I like my women how I like my straws ….
Bendy and full of liquor.
“Oh no I left the easy bake oven on” *runs home* *house is filled with tiny cakes*
me: what’s the best way to get healthy?
doctor: diet and exercise
me: what’s the next best?
They should really have disposable razors in the women’s bathrooms at bars.
When your relationship runs into a problem you can’t figure out, simply use BEDMAS to solve
Bacon
Eggs
Drinks
Meds
And
Sex
Nothing against Peloton, but for about a tenth of the price you can buy a bike that actually goes places.
My wife just discovered that Idris Elba playing James Bond was just a rumor and that he has no desire to “dress that fine and fight like that so [she] can watch him.”
Please respect our privacy in this difficult time.
Ride your bike to the bar, they said.
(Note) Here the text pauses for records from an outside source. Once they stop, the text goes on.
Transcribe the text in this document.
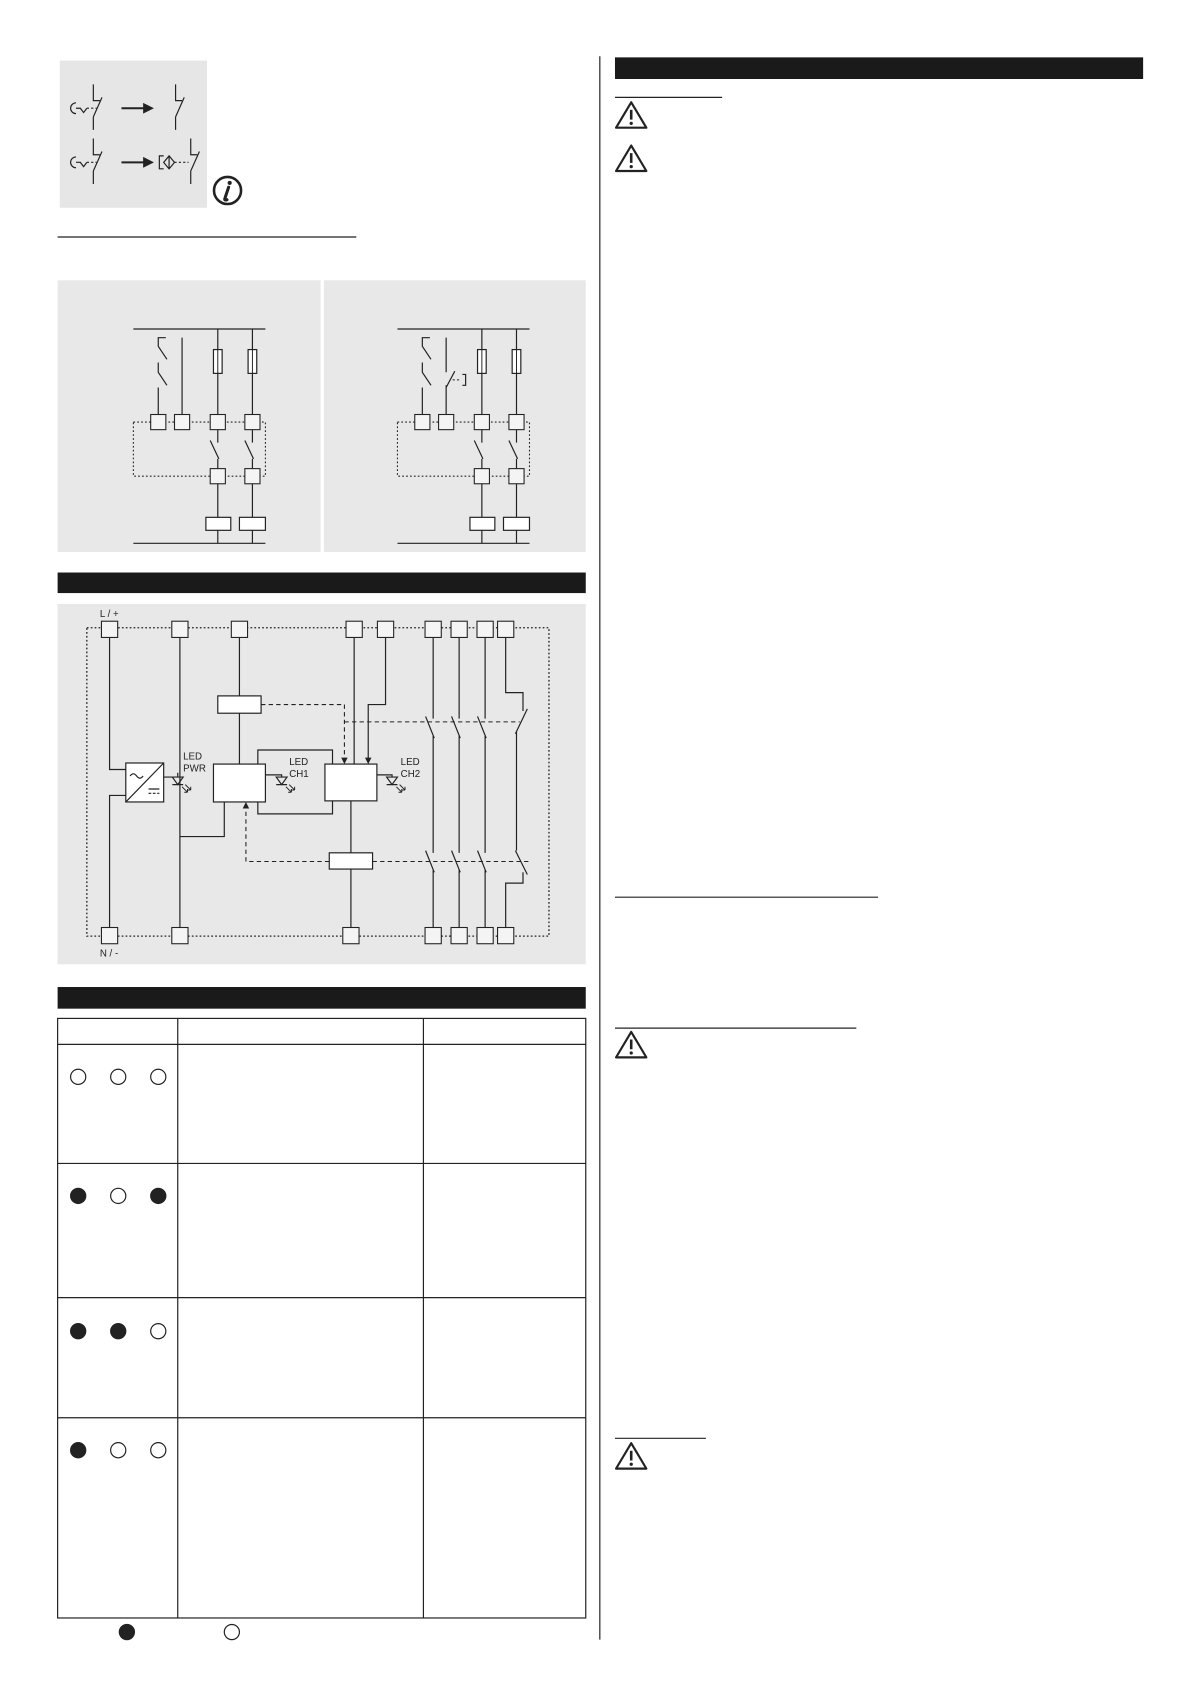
L / +
N / -
LED
PWR
LED
CH1
LED
CH2
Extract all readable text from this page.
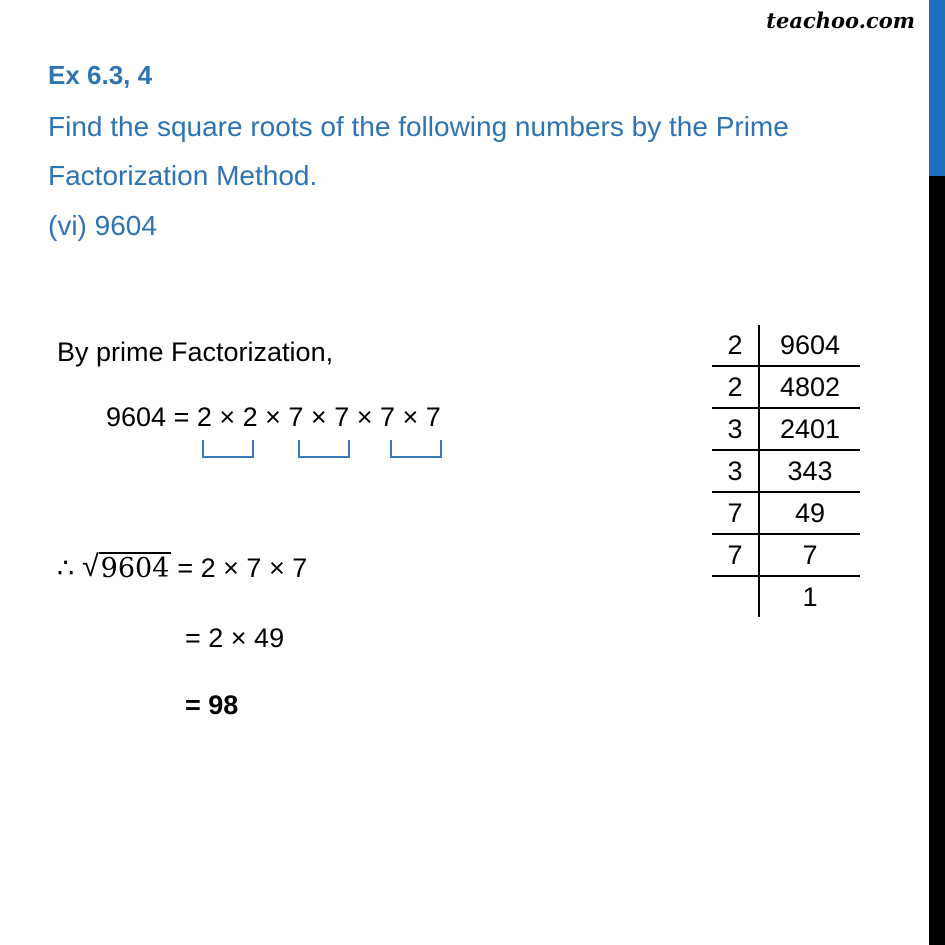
teachoo.com
Ex 6.3, 4
Find the square roots of the following numbers by the Prime
Factorization Method.
(vi) 9604
By prime Factorization,
9604 = 2 × 2 × 7 × 7 × 7 × 7
∴ √ 9604 = 2 × 7 × 7
= 2 × 49
= 98
2	9604
2	4802
3	2401
3	343
7	49
7	7
	1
You’ll never forget how to ride a bike, they said.
If breaking a mirror brings 7 years of bad luck, does breaking a lightbulb bring 7 years of bad ideas?
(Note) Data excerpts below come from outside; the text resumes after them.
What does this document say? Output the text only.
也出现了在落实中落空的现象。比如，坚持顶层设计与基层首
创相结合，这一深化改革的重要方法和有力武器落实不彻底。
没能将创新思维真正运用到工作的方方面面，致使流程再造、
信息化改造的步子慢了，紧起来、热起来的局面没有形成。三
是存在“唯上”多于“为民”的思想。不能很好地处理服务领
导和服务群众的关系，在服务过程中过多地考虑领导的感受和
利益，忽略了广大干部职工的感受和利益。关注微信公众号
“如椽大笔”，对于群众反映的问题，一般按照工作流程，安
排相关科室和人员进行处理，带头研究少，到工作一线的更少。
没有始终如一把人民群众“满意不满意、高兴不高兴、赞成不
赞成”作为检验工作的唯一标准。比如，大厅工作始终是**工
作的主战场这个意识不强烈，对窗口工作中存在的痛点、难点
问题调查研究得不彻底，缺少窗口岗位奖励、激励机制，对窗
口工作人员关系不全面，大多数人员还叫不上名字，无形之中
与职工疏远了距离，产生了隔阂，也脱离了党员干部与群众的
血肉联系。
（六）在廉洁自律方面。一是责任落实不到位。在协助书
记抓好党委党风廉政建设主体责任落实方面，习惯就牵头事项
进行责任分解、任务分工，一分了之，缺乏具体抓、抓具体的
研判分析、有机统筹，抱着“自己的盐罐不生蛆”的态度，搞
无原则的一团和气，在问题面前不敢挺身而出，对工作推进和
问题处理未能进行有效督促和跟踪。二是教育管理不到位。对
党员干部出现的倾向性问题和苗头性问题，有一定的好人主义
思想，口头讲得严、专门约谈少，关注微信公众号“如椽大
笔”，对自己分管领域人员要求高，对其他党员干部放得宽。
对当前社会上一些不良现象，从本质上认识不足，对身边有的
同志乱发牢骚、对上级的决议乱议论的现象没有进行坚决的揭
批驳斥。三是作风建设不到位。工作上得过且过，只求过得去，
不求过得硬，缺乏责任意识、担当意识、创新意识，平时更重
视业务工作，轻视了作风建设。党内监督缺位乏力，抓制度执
When will I learn that smoking as much as possible before I go to the airport won’t keep me high for my entire flight it’ll just make going through security Terrifying
If I’ve learned anything from this year, it’s that my family needs no more than 1 can of tuna for a pandemic. In a panic I bought 20 cans of tuna and 9 months later we have 20 cans of tuna.
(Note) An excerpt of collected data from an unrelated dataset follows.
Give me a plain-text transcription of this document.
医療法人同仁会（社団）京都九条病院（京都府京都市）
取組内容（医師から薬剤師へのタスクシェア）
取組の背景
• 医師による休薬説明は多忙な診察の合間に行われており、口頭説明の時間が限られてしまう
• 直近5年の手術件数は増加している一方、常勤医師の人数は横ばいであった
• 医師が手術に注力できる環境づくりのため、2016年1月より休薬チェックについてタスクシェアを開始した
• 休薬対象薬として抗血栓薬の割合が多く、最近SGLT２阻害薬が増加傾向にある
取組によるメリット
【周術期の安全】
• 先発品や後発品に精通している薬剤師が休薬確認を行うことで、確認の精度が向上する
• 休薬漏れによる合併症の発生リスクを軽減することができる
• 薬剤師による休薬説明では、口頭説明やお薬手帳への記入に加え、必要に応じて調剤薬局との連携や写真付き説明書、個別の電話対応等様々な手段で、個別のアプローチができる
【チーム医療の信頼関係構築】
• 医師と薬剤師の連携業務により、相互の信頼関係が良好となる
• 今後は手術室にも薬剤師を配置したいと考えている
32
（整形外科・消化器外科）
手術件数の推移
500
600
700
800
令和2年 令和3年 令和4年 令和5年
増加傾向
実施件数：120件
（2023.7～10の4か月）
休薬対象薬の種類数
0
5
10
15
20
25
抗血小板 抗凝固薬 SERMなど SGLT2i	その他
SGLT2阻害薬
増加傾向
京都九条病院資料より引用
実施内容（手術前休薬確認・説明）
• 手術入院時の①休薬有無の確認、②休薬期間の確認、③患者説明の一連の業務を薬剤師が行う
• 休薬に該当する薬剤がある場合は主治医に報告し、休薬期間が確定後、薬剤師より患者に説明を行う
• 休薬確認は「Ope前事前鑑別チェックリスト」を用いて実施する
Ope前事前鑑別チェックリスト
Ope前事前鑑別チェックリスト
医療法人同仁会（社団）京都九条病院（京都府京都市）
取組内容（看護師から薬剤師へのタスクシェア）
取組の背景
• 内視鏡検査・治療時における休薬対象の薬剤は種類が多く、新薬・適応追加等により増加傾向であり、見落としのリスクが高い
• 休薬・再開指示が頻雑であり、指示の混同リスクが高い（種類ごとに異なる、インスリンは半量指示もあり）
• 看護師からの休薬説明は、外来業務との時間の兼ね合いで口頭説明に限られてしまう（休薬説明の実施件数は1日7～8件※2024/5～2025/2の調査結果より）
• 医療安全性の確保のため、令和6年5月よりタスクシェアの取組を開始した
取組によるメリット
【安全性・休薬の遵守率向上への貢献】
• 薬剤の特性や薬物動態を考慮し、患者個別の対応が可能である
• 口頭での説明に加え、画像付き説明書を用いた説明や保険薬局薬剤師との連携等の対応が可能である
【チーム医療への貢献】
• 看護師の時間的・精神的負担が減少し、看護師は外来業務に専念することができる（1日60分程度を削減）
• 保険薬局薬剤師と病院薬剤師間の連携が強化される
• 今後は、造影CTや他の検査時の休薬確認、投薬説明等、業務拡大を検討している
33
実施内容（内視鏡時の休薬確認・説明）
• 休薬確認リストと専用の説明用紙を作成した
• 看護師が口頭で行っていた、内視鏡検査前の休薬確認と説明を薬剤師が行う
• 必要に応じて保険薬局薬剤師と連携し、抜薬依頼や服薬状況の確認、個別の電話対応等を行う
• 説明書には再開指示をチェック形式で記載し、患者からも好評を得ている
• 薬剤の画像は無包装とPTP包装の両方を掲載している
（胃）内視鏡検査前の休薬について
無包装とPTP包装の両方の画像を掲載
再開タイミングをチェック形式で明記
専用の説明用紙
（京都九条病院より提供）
Me the car. Him washing the windshield. If course I’m pointing at imaginary spots because that’s always hilarious.
[After 1 beer]
just gonna chill in this bar tonight[After 5 beers]
put me down for Summer Lovin’ on karaoke, I will sing both parts
I have a bumper sticker that says “Honk if you think I’m sexy!” Then I just sit at green lights until I feel better about myself!
ME: I’ve got this nervous tick
DR: Since when?
ME: [taking small arachnid from pocket] July?
MICK: [sweating] You said you’d do the talking
For the record ladies, your insecurities about your bodies is a bigger turn off to guys than your bodies ever could be.
Me: *whispering to husband* you are looking really hot in your suit. I’m surprised no one has hit on you
Husband: well you’re here with me
Me: oh yeah
Husband: and we’re at a funeral
I never realized how short a month is until I started paying rent
Coworker: What are those chocolate coins you guys get on Hanukkah called?
Me: Gelt.
Coworker: Guilt?
Me: No, Jews get that all year round.
“Have u seen my cat?”
“I saw a cat down the road?”
“Really? [shows me a picture] was it this cat?”
“No, the one I saw was dead.”
If you disagree with someone, just slap them with a fish.
[harry potter, college edition]
Voldemort: the boy who lived, come t-
Harry: yeah yeah just kill me already
Voldemort: wh-what
Harry: i’m $100k in debt and i have a masters in communications
Voldemort: *giggling* on second thought nevermind
The concept of “raining men” is a terrible thought and I wouldn’t be surprised if it happened in 2020.